The initial question was, “How do you start your conversation with patients after the Dr. hand-off?”
The one absolute was, “Never take the patient back to the waiting area or front desk because it makes them think the process is over.” No arguments there. That’s like asking a closed-end question to which the answer is always “no”.

The responses were fairly evenly split between “lenses first” and “frames first”. The one caveat being that assessing needs and wants had to be addressed either in the exam room or at the dispensing table. With that understanding, the optician can begin the conversation wherever is the most comfortable. This sort of modified lifestyle dispensing gently guides the patient to understand the need for more than a single pair of eyeglasses, regardless of the multi-functionality of many lens materials and designs.

There is no more “one size fits all” lens design or even family of lenses any more than there is a “one frame line fits all” frame vendor. For that reason, extensive product knowledge is paramount, not just about lenses but on frames as well.

Many of these savvy ECPs advised keeping the process, especially the lens selection process, as simple as possible. Remember that keeping the information simple means having as much product information at hand to be secure in making recommendations. Good marketing does not necessarily mean good, useable information. The best and most skilled are constantly upgrading their knowledge base. Said one participant, “Frames are personal, lenses are all on us, be thorough and thoughtful.” Excellent advice.

Another added “I always prefer a 10-15 minute conversation with the customer before we look at frames. Needs and expectations get uncovered, I establish myself as the expert, and usually only have to show a couple of frames. It doesn’t feel like selling to the patient if I am showing them the one perfect thing that they have already told me that they need. I’m the hero and it saves the confusion that can come from having too many choices. The patient always feels comfortable, in control and catered to.”

As more professional practices embrace a medical model, doctors are increasingly dependent upon a well-trained, skilled optician to manage patient expectations, to provide world class advice and to expertly troubleshoot patient problems and/or concerns.

Does this new doctor/optician/patient relationship need new parameters?

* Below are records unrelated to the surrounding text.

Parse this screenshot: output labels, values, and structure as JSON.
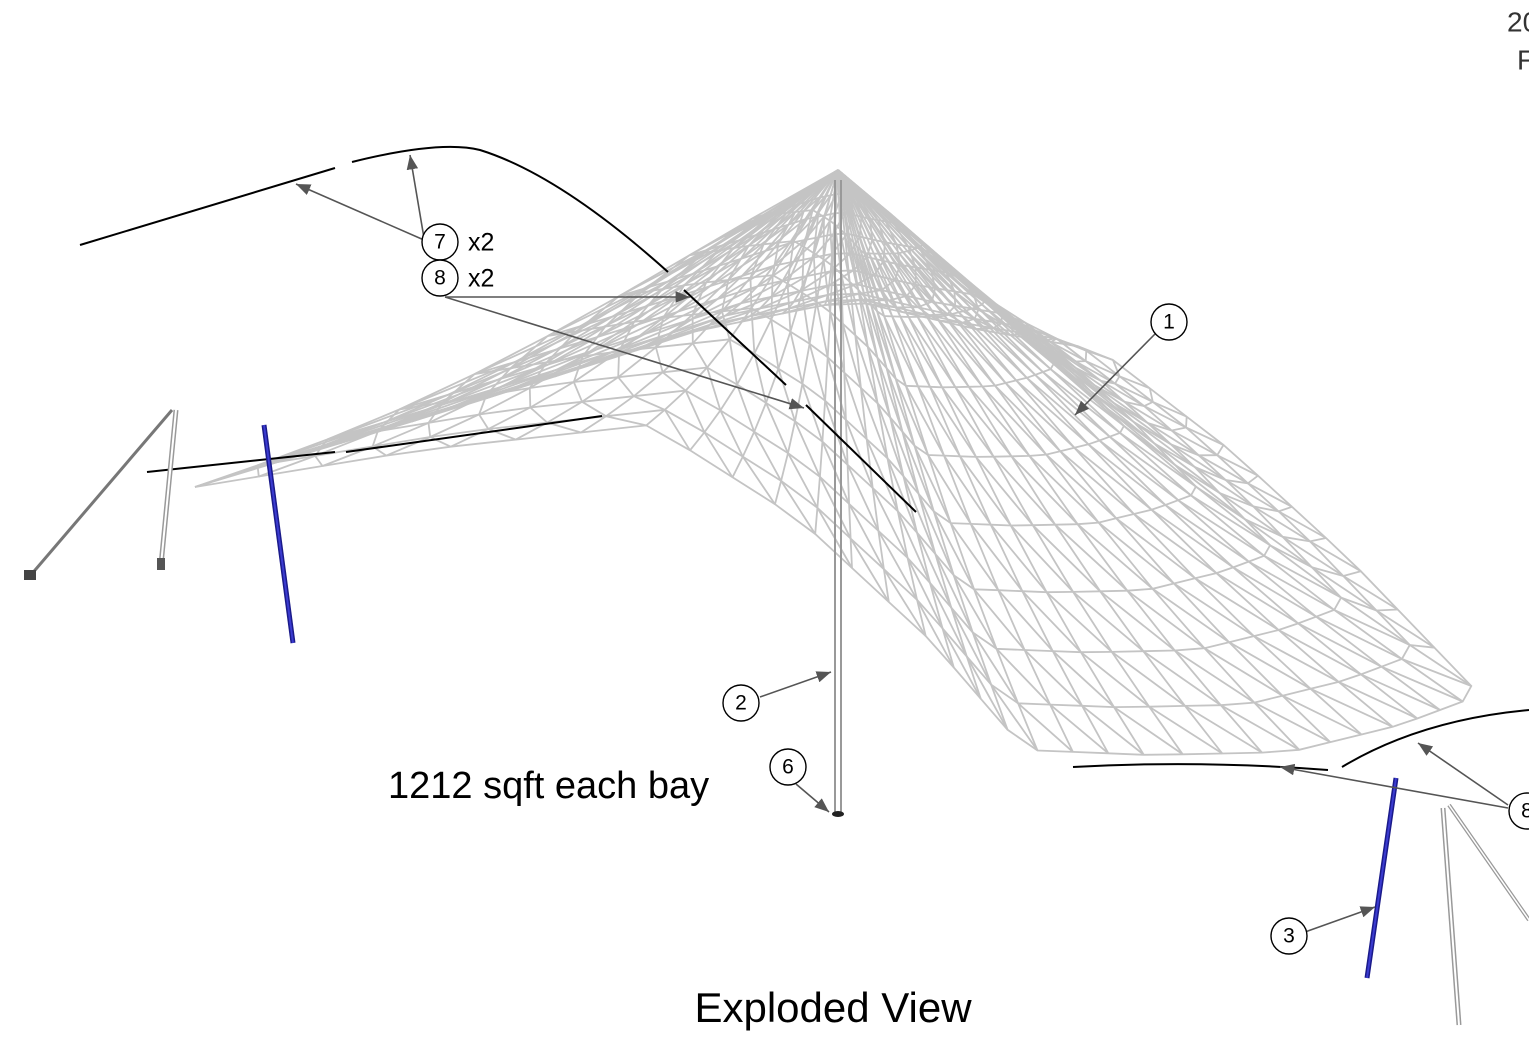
{
  "title_block": {
    "line1": "20",
    "line2": "F"
  },
  "callouts": [
    {
      "label": "7",
      "qty": "x2"
    },
    {
      "label": "8",
      "qty": "x2"
    },
    {
      "label": "1"
    },
    {
      "label": "2"
    },
    {
      "label": "6"
    },
    {
      "label": "3"
    },
    {
      "label": "8"
    }
  ],
  "area_note": "1212 sqft each bay",
  "view_title": "Exploded View"
}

Who then decides which comes first? The lenses or the frame?

It would seem from this group of eye care professionals, that there are advantages to either strategy. The key to a successful hand off and subsequent eyewear conversation is coordination. A coordinated strategy between doctor and optician to ensure a smooth transition from exam room to dispensary should include:

  • Location of the hand off—who escorts the patient where?

  • What information should be shared?

  • How involved should the doctor become in the fitting process?

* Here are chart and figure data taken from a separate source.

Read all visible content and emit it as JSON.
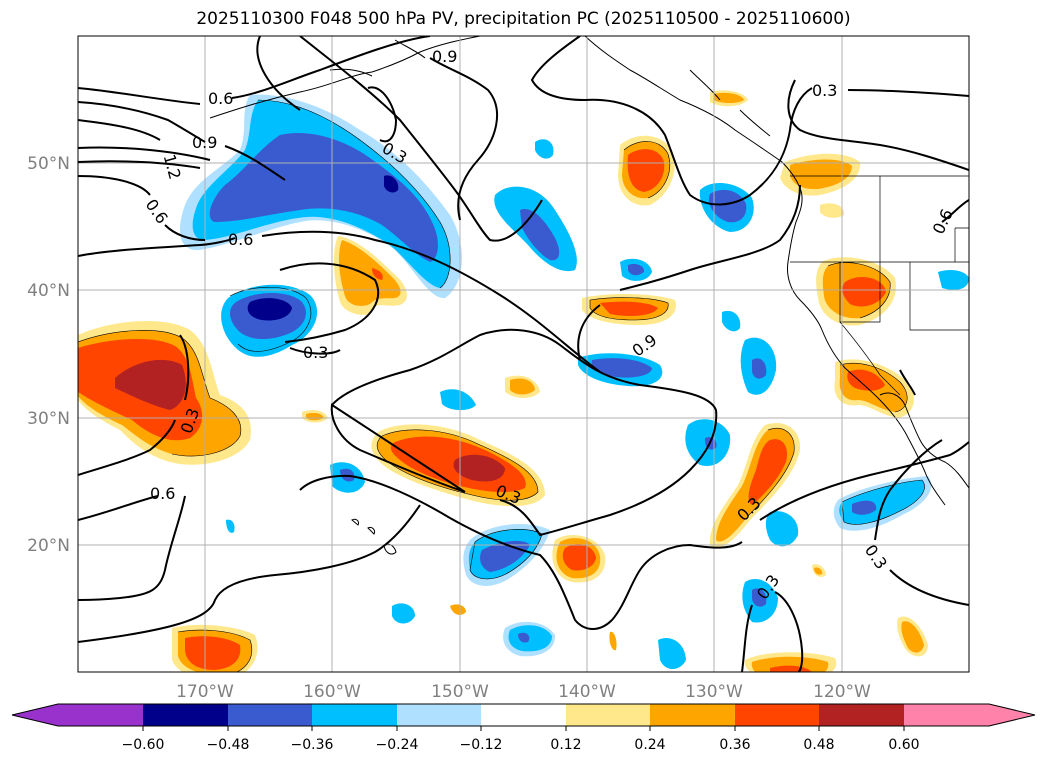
{
  "title": "2025110300 F048 500 hPa PV, precipitation PC (2025110500 - 2025110600)",
  "map": {
    "lon_range": [
      -180,
      -110
    ],
    "lat_range": [
      10,
      60
    ],
    "lat_ticks": [
      {
        "value": 20,
        "label": "20°N"
      },
      {
        "value": 30,
        "label": "30°N"
      },
      {
        "value": 40,
        "label": "40°N"
      },
      {
        "value": 50,
        "label": "50°N"
      }
    ],
    "lon_ticks": [
      {
        "value": -170,
        "label": "170°W"
      },
      {
        "value": -160,
        "label": "160°W"
      },
      {
        "value": -150,
        "label": "150°W"
      },
      {
        "value": -140,
        "label": "140°W"
      },
      {
        "value": -130,
        "label": "130°W"
      },
      {
        "value": -120,
        "label": "120°W"
      }
    ],
    "grid": true,
    "pv_contour_labels": [
      {
        "text": "0.9",
        "lon": -149.5,
        "lat": 58.6
      },
      {
        "text": "0.6",
        "lon": -169.5,
        "lat": 54.4
      },
      {
        "text": "0.9",
        "lon": -170,
        "lat": 51.3
      },
      {
        "text": "1.2",
        "lon": -178,
        "lat": 49.9
      },
      {
        "text": "0.3",
        "lon": -153.5,
        "lat": 51.1
      },
      {
        "text": "0.6",
        "lon": -176,
        "lat": 45.4
      },
      {
        "text": "0.6",
        "lon": -167,
        "lat": 43.8
      },
      {
        "text": "0.3",
        "lon": -162.5,
        "lat": 35.0
      },
      {
        "text": "0.3",
        "lon": -178,
        "lat": 29.4
      },
      {
        "text": "0.6",
        "lon": -176.5,
        "lat": 23.7
      },
      {
        "text": "0.3",
        "lon": -148.5,
        "lat": 23.3
      },
      {
        "text": "0.9",
        "lon": -134.5,
        "lat": 36.1
      },
      {
        "text": "0.3",
        "lon": -129.5,
        "lat": 22.9
      },
      {
        "text": "0.3",
        "lon": -125.5,
        "lat": 16.7
      },
      {
        "text": "0.3",
        "lon": -120,
        "lat": 55.8
      },
      {
        "text": "0.6",
        "lon": -111.3,
        "lat": 44.5
      },
      {
        "text": "0.3",
        "lon": -117.7,
        "lat": 18.9
      }
    ]
  },
  "colorbar": {
    "tick_labels": [
      "−0.60",
      "−0.48",
      "−0.36",
      "−0.24",
      "−0.12",
      "0.12",
      "0.24",
      "0.36",
      "0.48",
      "0.60"
    ],
    "colors": [
      "#9932cc",
      "#00008b",
      "#3a5bd0",
      "#00bfff",
      "#b0e0ff",
      "#ffffff",
      "#ffe88c",
      "#ffa500",
      "#ff4500",
      "#b22222",
      "#ff82ab"
    ]
  },
  "precip_colors": {
    "neg_weak": "#b0e0ff",
    "neg_mid": "#00bfff",
    "neg_strong": "#3a5bd0",
    "neg_max": "#00008b",
    "pos_weak": "#ffe88c",
    "pos_mid": "#ffa500",
    "pos_strong": "#ff4500",
    "pos_max": "#b22222"
  }
}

  • When and how should the doctor defer to the optician’s judgment/suggestions?

Since the dispensary accounts for roughly 60% of practice revenue, it is not just wise, but absolutely necessary for every ECP in every practice to coordinate every aspect of every transaction. Not to micromanage, but to ensure that every player has the education and skills to present a seamless patient experience from check-in to final dispense and beyond.

To paraphrase one contributor, what drives patients to online retailers is the feeling that they’ve invested a lot of hard-earned money in our products and feel that they haven’t received the value that was expected. “When online retailers don’t do any worse for hundreds (of dollars) less, the online retailers win (and) we lose.” Food for thought.

Lenses first? Frames first? Do what you are comfortable doing, but do it to the best of your ability with the best interests of your patient in mind.